In her book, The Death and Life of Great American Cities, urban activist Jane Jacobs states, “Cities have the capability of providing something for everybody, only because, and only when, they are created by everybody.” Mojdeh Baratloo appreciated this better than most. An architect, professor, community advocate, and urban designer, Baratloo, known affectionately to her peers and students as “Moji”, dedicated her life to helping people understand the built environment, by facilitating collaboration and communication across social boundaries and disciplines alike.
Born in Tehran, Iran, on January 21st 1954, Moji came to the United States to study Architecture at the University of Michigan, in Ann Arbor, where she earned her B.S. and Masters of Architecture in 1978. In 1979, Moji moved to New York City, where she continued to work as both an architect and a founding member of Storefront for Art and Architecture, a nonprofit organization committed to showcasing innovative thinking in art, architecture, and design. She also served on the Architecture and Urban Design faculty at Parsons The New School for Design and at Columbia University Graduate School of Architecture, Planning and Preservation (GSAPP). Her professional and academic roles led her to establish a global network of colleagues and friends, all culminating in 2004, when Moji founded URGe (Urban Research Group), an interdisciplinary research center focused on better understanding contemporary global cities.
Moji passed in April of 2013 after a long bout with cancer, at the age of just 59 years old. Her students and peer professors, architects, designers, and urbanists all over the world felt a need to memorialize her tremendous impact. Justin Garrett Moore, a professor at Columbia, planner, and community activist, first met Moji, whom he affectionately refers to as his “New York mom” in the late 1990s as a student in her summer Introduction to Architecture course at Columbia University.
“Even in that short six week course, she truly made me see the world differently,” he explained.
One way that Justin and several of Moji’s admirers have continued to celebrate her life is through the creation of the Urban Urge Awards, an awards program established to provide funding to designers and community members to do their own projects, giving both professionals and ordinary people the opportunity to make a real, tangible impact in their cities.
The idea for the Urban Urge Awards was originally conceived by several of Moji’s close colleagues from GSAPP, including Moore, Richard Plunz, Geeta Mehta, Skye Duncan, Dongsei Kim, and Fatou Dieye, Nickie Huang, as well as Moji’s daughter Halleh Baratloo Balch. Using ioby as a platform, they raised over $25,000 to be distributed in four different types of grants. These range from the Urge Awards, a $4,000 grant intended for design and planning and community development professionals to execute a larger-scale project, to the Urge Seed Grants, a $500 award open to anyone under 40 from any disciplinary background. Additionally, the $1,000 Emerge Awards and the $500 Urge School Seed Grants are specifically geared toward students and teachers. There are no specifications for the types of projects that can be entered into the competition—anything from a vacant storefront art installation to an app that directs people to fresh food in their neighborhood will be considered. The Urge Awards are open to people’s ideas and creativity.
What is particularly special about many aspects of the award program, including the vague project design criteria, is that they encompass some of Moji’s most powerful ideas and practices.

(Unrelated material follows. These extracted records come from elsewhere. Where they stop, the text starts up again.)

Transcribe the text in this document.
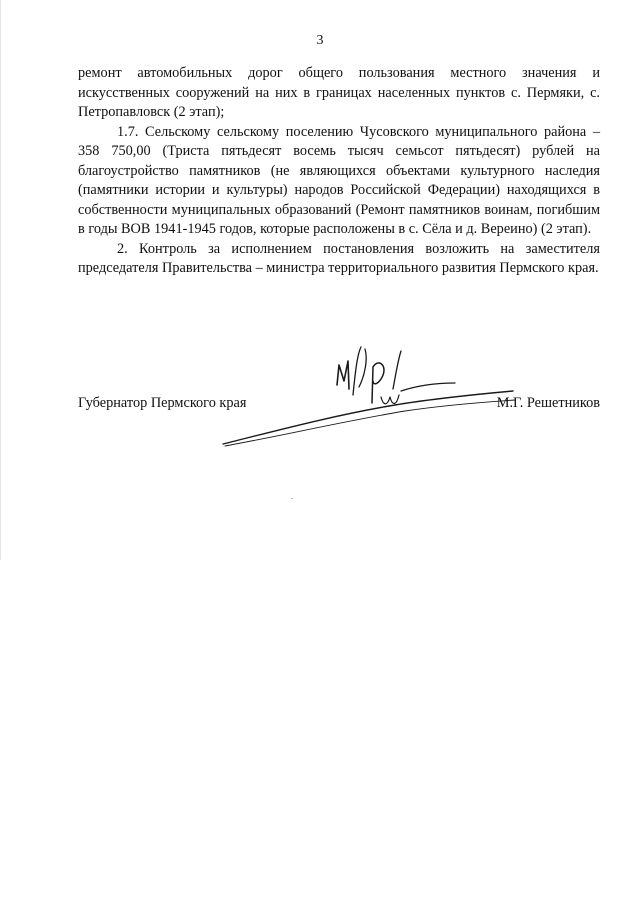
3

ремонт автомобильных дорог общего пользования местного значения и искусственных сооружений на них в границах населенных пунктов с. Пермяки, с. Петропавловск (2 этап);

1.7. Сельскому сельскому поселению Чусовского муниципального района – 358 750,00 (Триста пятьдесят восемь тысяч семьсот пятьдесят) рублей на благоустройство памятников (не являющихся объектами культурного наследия (памятники истории и культуры) народов Российской Федерации) находящихся в собственности муниципальных образований (Ремонт памятников воинам, погибшим в годы ВОВ 1941-1945 годов, которые расположены в с. Сёла и д. Вереино) (2 этап).

2. Контроль за исполнением постановления возложить на заместителя председателя Правительства – министра территориального развития Пермского края.

Губернатор Пермского края	М.Г. Решетников
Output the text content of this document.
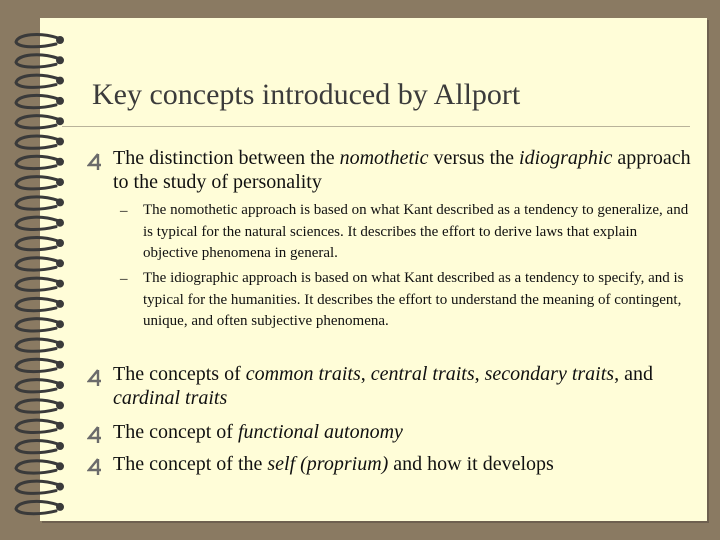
Key concepts introduced by Allport
The distinction between the nomothetic versus the idiographic approach to the study of personality
– The nomothetic approach is based on what Kant described as a tendency to generalize, and is typical for the natural sciences. It describes the effort to derive laws that explain objective phenomena in general.
– The idiographic approach is based on what Kant described as a tendency to specify, and is typical for the humanities. It describes the effort to understand the meaning of contingent, unique, and often subjective phenomena.
The concepts of common traits, central traits, secondary traits, and cardinal traits
The concept of functional autonomy
The concept of the self (proprium) and how it develops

Moore explained, “[Moji] would always make conscious efforts to break down the kinds of barriers and structures you find in [large institutional settings] where it’s very controlled. She would have kids from Red Hook critiquing Columbia graduate students on projects. She would do all of these things that were intentionally mixing things that didn’t mix, but should mix.”
Similarly, the grant winners will present their project ideas together, giving people the opportunity to collaborate and exchange with individuals they may not have otherwise interacted with. And this process won’t be reserved for older generations only.
“[Moji] always really believed that a big part of the problem with the way things are in the world is often because not everyone is taught how to make their world, how to make their environment and how to understand it, and that that process should start early,” said Moore.
To encourage young people to take part in the competition, the Emerge Awards are reserved for recent graduates of universities where Moji studied and taught and the Urge School Seed Grants are available to teachers and/or students doing projects in New York City. Both grants are intended to engage a younger audience and involve them in designing their city.
By giving individuals the tools to actualize creative solutions that improve the environments around them, Moji’s legacy continues to have a powerful and lasting impact. Thanks to 67 donors, including 44 New Yorkers and 23 out of towners, the Urban URGe Awards have been entirely fundraised. But the Urban Urge Awards team welcomes your application! The registration deadline for the competition is June 15th and projects are due by July 15th. Best of luck in this amazing competition!